The huge disposal, attempted unsuccessfully in 2001 and revived this month, will hold back the Chinese share market until it is done, analysts say. And right now it can go ahead with the advantage of a strong rally in share prices.
"Now is the opportune time for such a sell-down to take place," said Nicole Yuen, head of China equities at UBS.
"The non-tradable shares are the bottleneck in China's securities markets. The sooner this issue is resolved, the better."
The benchmark Shanghai composite stock index has surged around 30 percent since hitting a four-and-a-half-year trough on November 18, buoyed by factors such as repeated government pledges to help the bourses.
Li Rongrong, the head of the State Asset Management Committee, said this month that Beijing planned to resume selling holdings in state firms on the local market, albeit gradually.

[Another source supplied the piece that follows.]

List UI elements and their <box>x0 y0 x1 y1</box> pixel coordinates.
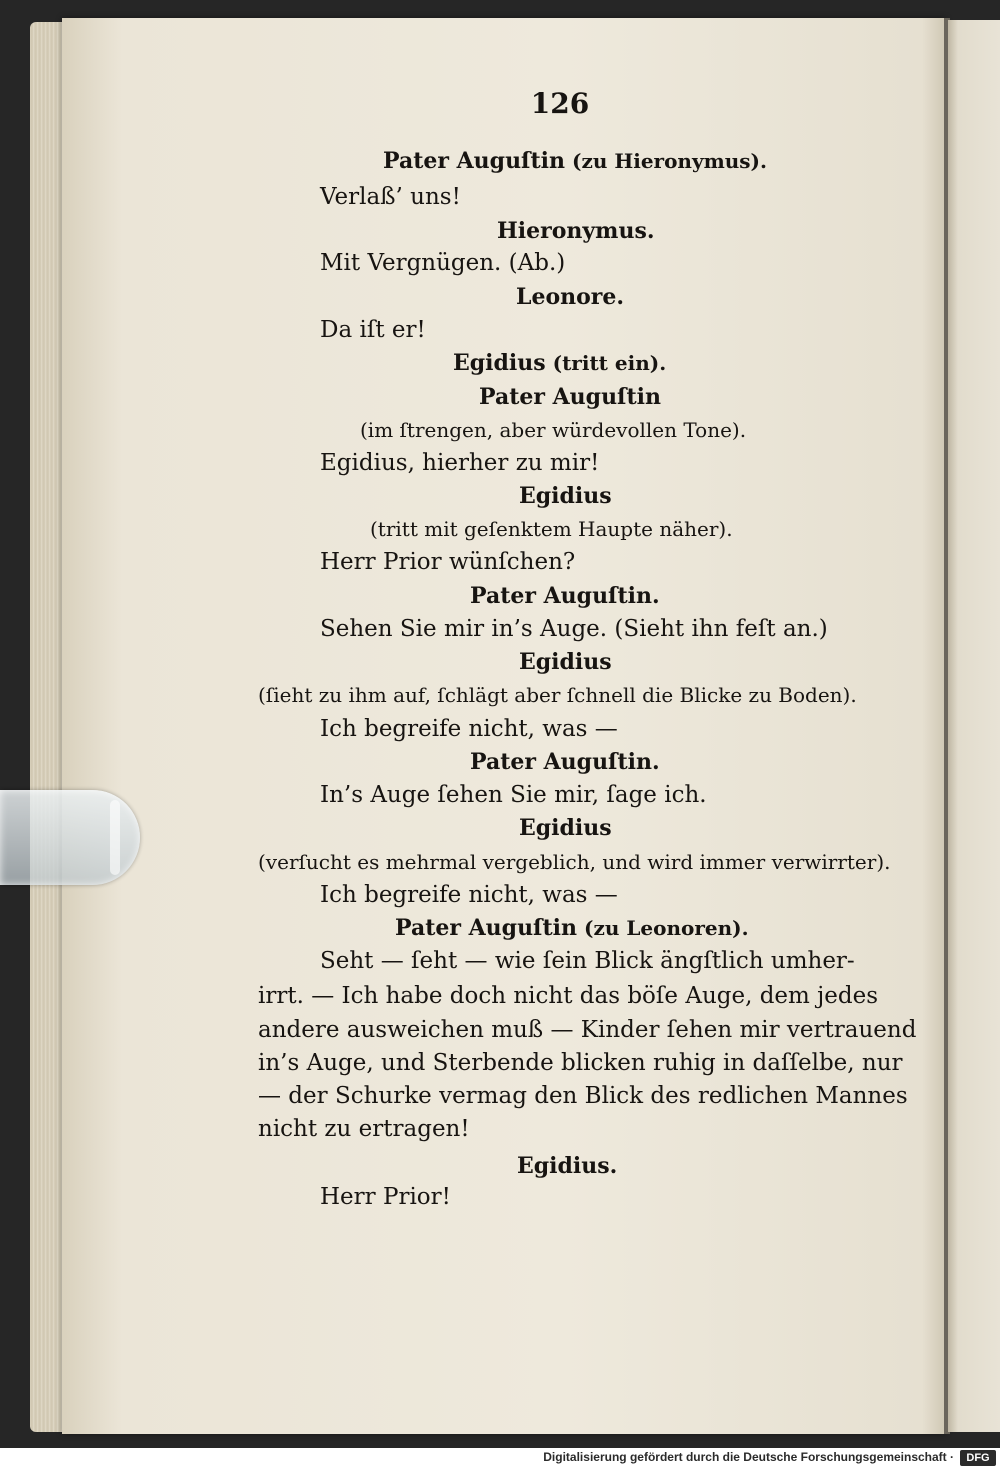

Other options include Hong Kong IPOs and private placements.
The government needs to sell the shares for two reasons.
First, it could use the money. Economists see the budget struggling to cover China's growing pension bill.
And by getting out of the shareholdings, Beijing will push the sheltered companies out of bad business practices, forcing them to deliver the profits demanded by private investors.
When the government last tried to sell the shares in June 2001 prices dived 30 percent in four months. The plan was halted to forestall investor ire.
But with financial reform taking on unprecedented urgency in 2004, analysts say Beijing must step up a process of transforming China's debt-addicted companies even as it tackles 1.59 trillion yuan ($192.1 billion) in bad debt at state lenders.
Partly because of the government disposal plan, bankers expect some $15 billion in Chinese listings overseas and in Hong Kong this year. Two candidates are state property lender China Construction Bank and international airline Air China.
But Hong Kong and foreign markets are an option only for China's biggest and best firms, so the domestic market will have to absorb most of the state shares - and is not looking forward to it.